Des techniques d’attaques diversifiées

Les cryptomineurs peuvent prendre différentes formes pour se répandre et celles-ci sont de plus en plus élaborées. La méthode la plus répandue consiste à détourner et intégrer dans des applications malveillantes des modules de cryptominage JavaScript développés par CoinHive et des services concurrents créés dans son sillage tels que Coin-Have, AFMine, ou CryptoLoot. Les sites web infectés exécutent alors un code JavaScript qui fait tourner un cryptomineur en exploitant le CPU de toutes les machines qui les visitent.

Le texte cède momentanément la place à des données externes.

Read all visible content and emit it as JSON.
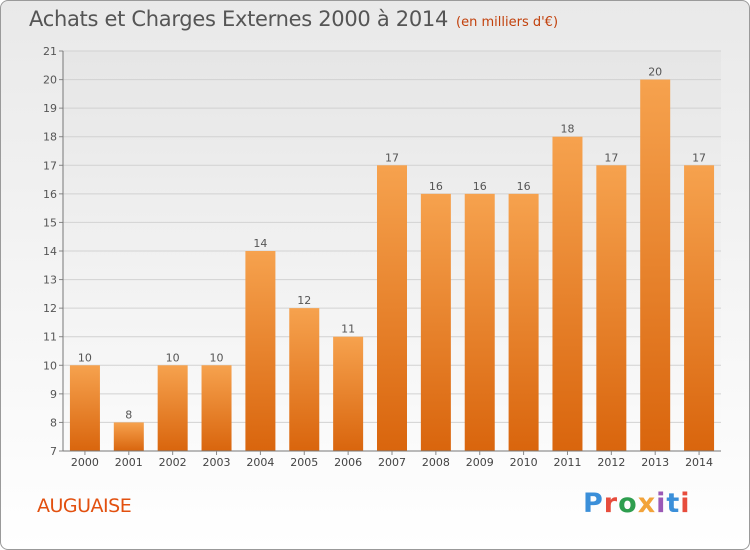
{
  "header": {
    "title": "Achats et Charges Externes 2000 à 2014",
    "unit": "(en milliers d'€)"
  },
  "footer": {
    "place": "AUGUAISE"
  },
  "logo": {
    "text": "Proxiti",
    "colors": [
      "#3b8fd9",
      "#e74c3c",
      "#2e9e4f",
      "#f2a33a",
      "#9b59b6",
      "#3b8fd9",
      "#e74c3c"
    ]
  },
  "chart_data": {
    "type": "bar",
    "title": "Achats et Charges Externes 2000 à 2014",
    "xlabel": "",
    "ylabel": "(en milliers d'€)",
    "ylim": [
      7,
      21
    ],
    "yticks": [
      7,
      8,
      9,
      10,
      11,
      12,
      13,
      14,
      15,
      16,
      17,
      18,
      19,
      20,
      21
    ],
    "grid": true,
    "categories": [
      "2000",
      "2001",
      "2002",
      "2003",
      "2004",
      "2005",
      "2006",
      "2007",
      "2008",
      "2009",
      "2010",
      "2011",
      "2012",
      "2013",
      "2014"
    ],
    "values": [
      10,
      8,
      10,
      10,
      14,
      12,
      11,
      17,
      16,
      16,
      16,
      18,
      17,
      20,
      17
    ],
    "bar_color": "#f08a2c"
  }
}
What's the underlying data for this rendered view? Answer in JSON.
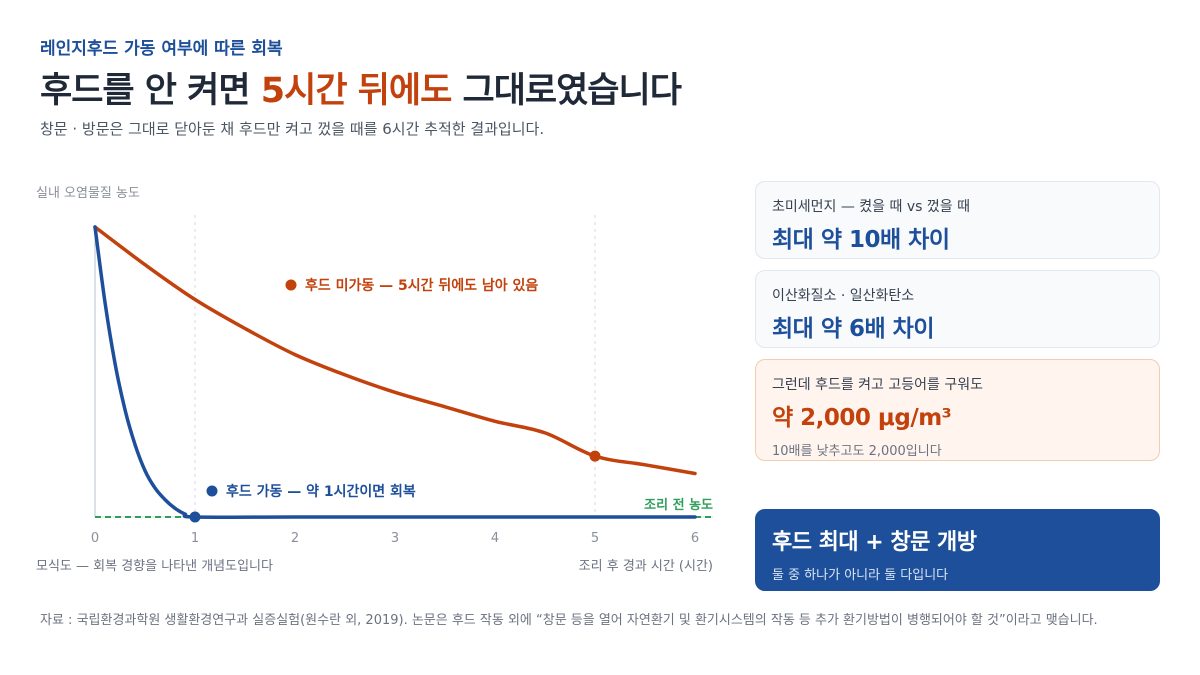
{
  "header": {
    "eyebrow": "레인지후드 가동 여부에 따른 회복",
    "headline_before": "후드를 안 켜면 ",
    "headline_accent": "5시간 뒤에도",
    "headline_after": " 그대로였습니다",
    "subtitle": "창문 · 방문은 그대로 닫아둔 채 후드만 켜고 껐을 때를 6시간 추적한 결과입니다."
  },
  "colors": {
    "blue": "#1d4f9a",
    "orange": "#c2410c",
    "green": "#2f9e5b"
  },
  "chart_data": {
    "type": "line",
    "ylabel": "실내 오염물질 농도",
    "xlabel": "조리 후 경과 시간 (시간)",
    "footnote": "모식도 — 회복 경향을 나타낸 개념도입니다",
    "x_ticks": [
      "0",
      "1",
      "2",
      "3",
      "4",
      "5",
      "6"
    ],
    "xlim": [
      0,
      6
    ],
    "ylim": [
      0,
      1
    ],
    "baseline_label": "조리 전 농도",
    "series": [
      {
        "name": "후드 미가동 — 5시간 뒤에도 남아 있음",
        "color": "#c2410c",
        "x": [
          0,
          0.5,
          1,
          1.5,
          2,
          2.5,
          3,
          3.5,
          4,
          4.5,
          5,
          5.5,
          6
        ],
        "y": [
          1.0,
          0.87,
          0.75,
          0.65,
          0.56,
          0.49,
          0.43,
          0.38,
          0.33,
          0.29,
          0.21,
          0.18,
          0.15
        ],
        "marker_x": 5,
        "marker_y": 0.21
      },
      {
        "name": "후드 가동 — 약 1시간이면 회복",
        "color": "#1d4f9a",
        "x": [
          0,
          0.1,
          0.2,
          0.3,
          0.4,
          0.5,
          0.6,
          0.7,
          0.8,
          0.9,
          1,
          2,
          3,
          4,
          5,
          6
        ],
        "y": [
          1.0,
          0.74,
          0.53,
          0.37,
          0.25,
          0.16,
          0.1,
          0.06,
          0.03,
          0.01,
          0.0,
          0.0,
          0.0,
          0.0,
          0.0,
          0.0
        ],
        "marker_x": 1,
        "marker_y": 0.0
      }
    ]
  },
  "cards": [
    {
      "label": "초미세먼지 — 켰을 때 vs 껐을 때",
      "value": "최대 약 10배 차이"
    },
    {
      "label": "이산화질소 · 일산화탄소",
      "value": "최대 약 6배 차이"
    },
    {
      "label": "그런데 후드를 켜고 고등어를 구워도",
      "value": "약 2,000 μg/m³",
      "note": "10배를 낮추고도 2,000입니다"
    },
    {
      "value": "후드 최대 + 창문 개방",
      "note": "둘 중 하나가 아니라 둘 다입니다"
    }
  ],
  "source": "자료 : 국립환경과학원 생활환경연구과 실증실험(원수란 외, 2019). 논문은 후드 작동 외에 “창문 등을 열어 자연환기 및 환기시스템의 작동 등 추가 환기방법이 병행되어야 할 것”이라고 맺습니다."
}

Peu à peu, les cybercriminels se sont mis également à adapter les mêmes méthodes de diffusion des ransomwares au cryptomining. Parmi les attaques détectées par les éditeurs de sécurité, plusieurs tentaient d’exploiter la vulnérabilité EternalBlue qui avait permis la diffusion massive en 2017 des fameux ransomwares WannaCry et Not-Petya.

Trojans, plug-in,  kits d’exploitation, téléchargement drive-by…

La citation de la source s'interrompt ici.